Psychosomatic Medicine
The focus of the journal is clear via its title. Just sayin’.

31 double blind studies
And the 31 studies were financed by? And the protocols were? And they were all replicas? And the study sample patients trucked in from where? A newspaper ad? Which newspapers? Online ad? The possibilities boggle the mind. How samples were recruited and with what words and tone? Were they paid? How much? Did any have EMF already? Yes? No? How did researcher bias as studies took place affect contributing subjects’ verbal and physical responses? The size of each study? Who specifically set the protocols for- then observed and ensured compliance with- each and every study? WHAT was asked of the subjects? For the love of….

double blind
By this juncture in the paragraph, I’m smelling a rat. Call me crazy, but “Double-blind is a hyphenated compound considered a single word…” Please, please, Herr researchers, have exercised more astute attention to detail in the actual studies than this, this… wicky dealie, ‘K, thx.

24 of the studies found no effect
Studies don’t stand up in lab coats. People do. Paging Dr. Study… to the ER STAT.

Patients couldn’t tell the difference.
Sorry, WHAT ptns? The ones who think they already HAVE the condition?
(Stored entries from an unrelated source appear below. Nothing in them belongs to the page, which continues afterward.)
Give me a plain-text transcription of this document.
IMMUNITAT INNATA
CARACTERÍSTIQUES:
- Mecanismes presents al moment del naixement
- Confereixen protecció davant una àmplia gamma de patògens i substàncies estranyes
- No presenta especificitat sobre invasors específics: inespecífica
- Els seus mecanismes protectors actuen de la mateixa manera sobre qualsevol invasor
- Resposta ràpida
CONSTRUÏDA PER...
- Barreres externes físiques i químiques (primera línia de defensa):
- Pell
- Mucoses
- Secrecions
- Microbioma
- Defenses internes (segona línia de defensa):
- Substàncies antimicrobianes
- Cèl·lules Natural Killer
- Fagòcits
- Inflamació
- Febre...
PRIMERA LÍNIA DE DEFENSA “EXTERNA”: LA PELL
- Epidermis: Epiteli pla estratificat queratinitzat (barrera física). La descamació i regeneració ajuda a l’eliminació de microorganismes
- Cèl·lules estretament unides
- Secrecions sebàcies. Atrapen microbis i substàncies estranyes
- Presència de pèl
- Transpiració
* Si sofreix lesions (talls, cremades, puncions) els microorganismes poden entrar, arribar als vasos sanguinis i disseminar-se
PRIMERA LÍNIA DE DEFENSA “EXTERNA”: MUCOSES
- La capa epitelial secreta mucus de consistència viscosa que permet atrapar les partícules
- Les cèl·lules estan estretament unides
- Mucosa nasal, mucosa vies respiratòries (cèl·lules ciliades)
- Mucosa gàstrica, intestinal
How precise is the knowledge regarding each subjects’ overall health, genetic background, race, gender, age, and all other variables that can serve as factors regarding sensitivity to a real or sham substance? Really, who has time or inclination to show up to get potentially EMFed?

some study subjects
Again, protocols. What info. specifically was solicited from study subjects? And that “some” is so precise I want to stick a needle in my eye so I’d never have to see the word again.

on subsequent
IN

trials by the same researchers
No, really? I mean, rilly? The same researchers. Just, no.
Use. different. researchers. My god, someone had to say that aloud.

difficult to show under blind conditions that exposure to EMF can trigger these symptoms
WHAT? Let’s break this down: difficult to show under blind conditions that exposure to EMF can trigger these symptoms… "difficult" via YOUR STUDY. Hello, variables? QED: Unless EMF sensitivity presents in the sole chosen acceptable way in order to validate or invalidate both its existence AND trigger point in subjects, wail, heck, Doc Faustus, that thang don’ be. How “trigger” at all correlates to the conclusion EMF exposure is not “triggered” in and of the thing itself under any other circumstances/places/times/genetic heritages/… why not add Solar System OriginationPoints here… because researchers, what? Waved some under a nostril? What, please, makes this real Science?
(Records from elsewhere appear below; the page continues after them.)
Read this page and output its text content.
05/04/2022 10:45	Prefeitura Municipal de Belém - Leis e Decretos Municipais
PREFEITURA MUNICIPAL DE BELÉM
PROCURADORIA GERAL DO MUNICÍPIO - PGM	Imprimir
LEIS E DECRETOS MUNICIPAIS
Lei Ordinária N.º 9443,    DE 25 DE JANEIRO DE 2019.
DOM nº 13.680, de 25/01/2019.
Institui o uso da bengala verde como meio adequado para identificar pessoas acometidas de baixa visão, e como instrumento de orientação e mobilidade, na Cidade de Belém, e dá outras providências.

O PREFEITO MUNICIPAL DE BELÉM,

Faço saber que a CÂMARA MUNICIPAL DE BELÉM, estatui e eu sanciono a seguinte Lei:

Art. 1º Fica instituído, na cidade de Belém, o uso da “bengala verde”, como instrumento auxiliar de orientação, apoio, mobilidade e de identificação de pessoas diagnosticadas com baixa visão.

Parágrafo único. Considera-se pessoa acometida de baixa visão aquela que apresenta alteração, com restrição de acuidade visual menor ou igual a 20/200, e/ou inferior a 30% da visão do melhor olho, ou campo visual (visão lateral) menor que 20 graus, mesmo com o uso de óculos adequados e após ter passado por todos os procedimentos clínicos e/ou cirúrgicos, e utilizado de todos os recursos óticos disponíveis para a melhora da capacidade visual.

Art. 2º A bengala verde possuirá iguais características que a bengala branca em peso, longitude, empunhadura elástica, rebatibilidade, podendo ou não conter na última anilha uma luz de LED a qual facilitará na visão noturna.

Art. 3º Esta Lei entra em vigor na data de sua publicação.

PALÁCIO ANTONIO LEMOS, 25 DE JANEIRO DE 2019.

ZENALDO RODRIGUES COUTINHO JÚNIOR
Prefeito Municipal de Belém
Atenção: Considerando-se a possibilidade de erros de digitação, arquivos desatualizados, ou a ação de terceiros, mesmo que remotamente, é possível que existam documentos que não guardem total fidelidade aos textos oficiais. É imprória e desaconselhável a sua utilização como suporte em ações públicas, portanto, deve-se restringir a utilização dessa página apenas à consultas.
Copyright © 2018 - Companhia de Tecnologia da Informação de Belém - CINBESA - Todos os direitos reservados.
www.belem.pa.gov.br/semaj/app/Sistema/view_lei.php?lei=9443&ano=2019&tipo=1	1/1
There is too much.... (don't curse, now) left. Here. Floundering. Too many words, lines, lacks but I’ve lost interest in this delicious NAÏVETÉ.

I have CFS & I got it how I got it. It’s not in my head. You have CFS. You got it how you got it. It’s not in your head. Call it M.E. Whatever. One diagnosis I will not accept is Sheeple. Nor should you, out there, if you have EMF.

It’s morning in America, in still so many ways, as I reach for a Xanax then head to bed. Cue the clapping & jeering.

And I don’t even know what EMF stands for. >note to self: Googleacronymlater.